# Re: JDM Silvia CA18DET Turbo - Rare???



## memphis (Jun 10, 2005)

*Re: JDM Silvia CA18DET Turbo - Rare???*

Can somone please tell me if the JDM Silvia CA18DET Turbo Motor Engine S13 is a rare engine? And, how many are there in the United States, or how would I find out this information.


----------



## Nismo240 (Jul 24, 2004)

i'm sure you can find them on JDM enigne websites, or they could find one for you.


----------



## Slayer2003 (Jun 4, 2003)

yes, they are rare, as far as i know anyway.

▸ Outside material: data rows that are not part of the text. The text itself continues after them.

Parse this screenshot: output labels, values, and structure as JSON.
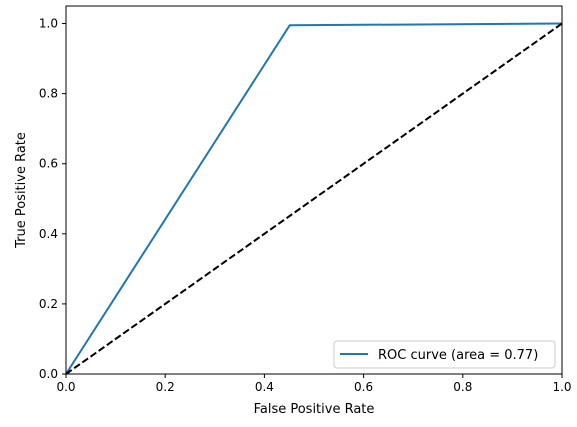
{
  "chart_data": {
    "type": "line",
    "title": "",
    "xlabel": "False Positive Rate",
    "ylabel": "True Positive Rate",
    "xlim": [
      0.0,
      1.0
    ],
    "ylim": [
      0.0,
      1.05
    ],
    "xticks": [
      0.0,
      0.2,
      0.4,
      0.6,
      0.8,
      1.0
    ],
    "yticks": [
      0.0,
      0.2,
      0.4,
      0.6,
      0.8,
      1.0
    ],
    "xtick_labels": [
      "0.0",
      "0.2",
      "0.4",
      "0.6",
      "0.8",
      "1.0"
    ],
    "ytick_labels": [
      "0.0",
      "0.2",
      "0.4",
      "0.6",
      "0.8",
      "1.0"
    ],
    "grid": false,
    "legend": {
      "placement": "lower-right"
    },
    "series": [
      {
        "name": "ROC curve (area = 0.77)",
        "color": "#1f77b4",
        "style": "solid",
        "x": [
          0.0,
          0.451,
          1.0
        ],
        "y": [
          0.0,
          0.995,
          1.0
        ]
      },
      {
        "color": "#000000",
        "style": "dashed",
        "x": [
          0.0,
          1.0
        ],
        "y": [
          0.0,
          1.0
        ]
      }
    ]
  }
}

They are HUGE over in Europe for swaps n such, but the SR series seems to be the more popular of the group, thus weighing down the CA motor, and the VE SR's.


----------



## memphis (Jun 10, 2005)

*Re: CA18DET*

A friend of mine has one in his 1991 Nissan 240SX and loves it; however, he says there are only approximately 25 to 30 of these engines in cars in the U.S. Does that sound feasible?


----------



## Slayer2003 (Jun 4, 2003)

I'd say there's alot mroe than 25-30, as I think they came in the pre-240sx's, the 200sx hatches had the ca18e or de, i forget, and i dont know if we ever got a turbo version.But I'm sure its more in the 150-200 range.

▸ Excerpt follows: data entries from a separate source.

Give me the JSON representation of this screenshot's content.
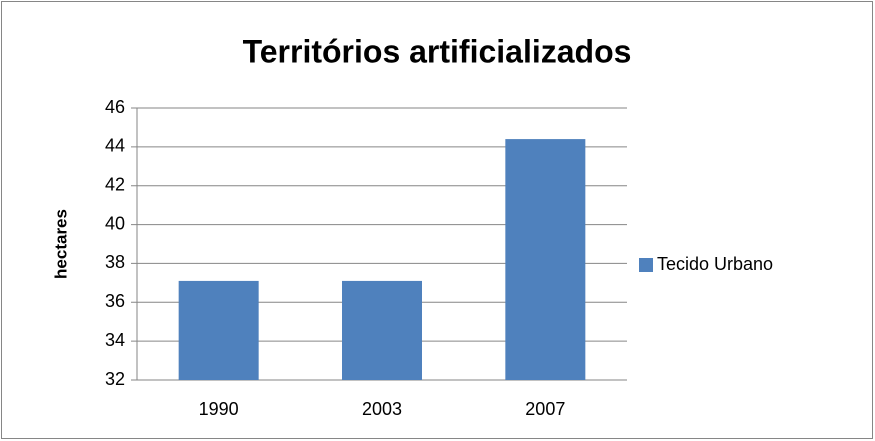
{
  "chart_data": {
    "type": "bar",
    "title": "Territórios artificializados",
    "y_label": "hectares",
    "categories": [
      "1990",
      "2003",
      "2007"
    ],
    "series": [
      {
        "name": "Tecido Urbano",
        "color": "#4f81bd",
        "values": [
          37.1,
          37.1,
          44.4
        ]
      }
    ],
    "ylim": [
      32,
      46
    ],
    "yticks": [
      32,
      34,
      36,
      38,
      40,
      42,
      44,
      46
    ],
    "grid": true,
    "legend": "right"
  }
}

Looked around a bit, and it seems alot of the older 200sx's came with the vg30de, or a ca18de.


----------



## Crazy-Mart (Jul 14, 2002)

the older 200sx had 3 option : ca20e, vg30e and Ca18Et .. single cam 8 plug engine ... the Ca18det came from the S13 180sx... it is less popular because of its age (later engine was SR's) but it is still an engine with great potential.


----------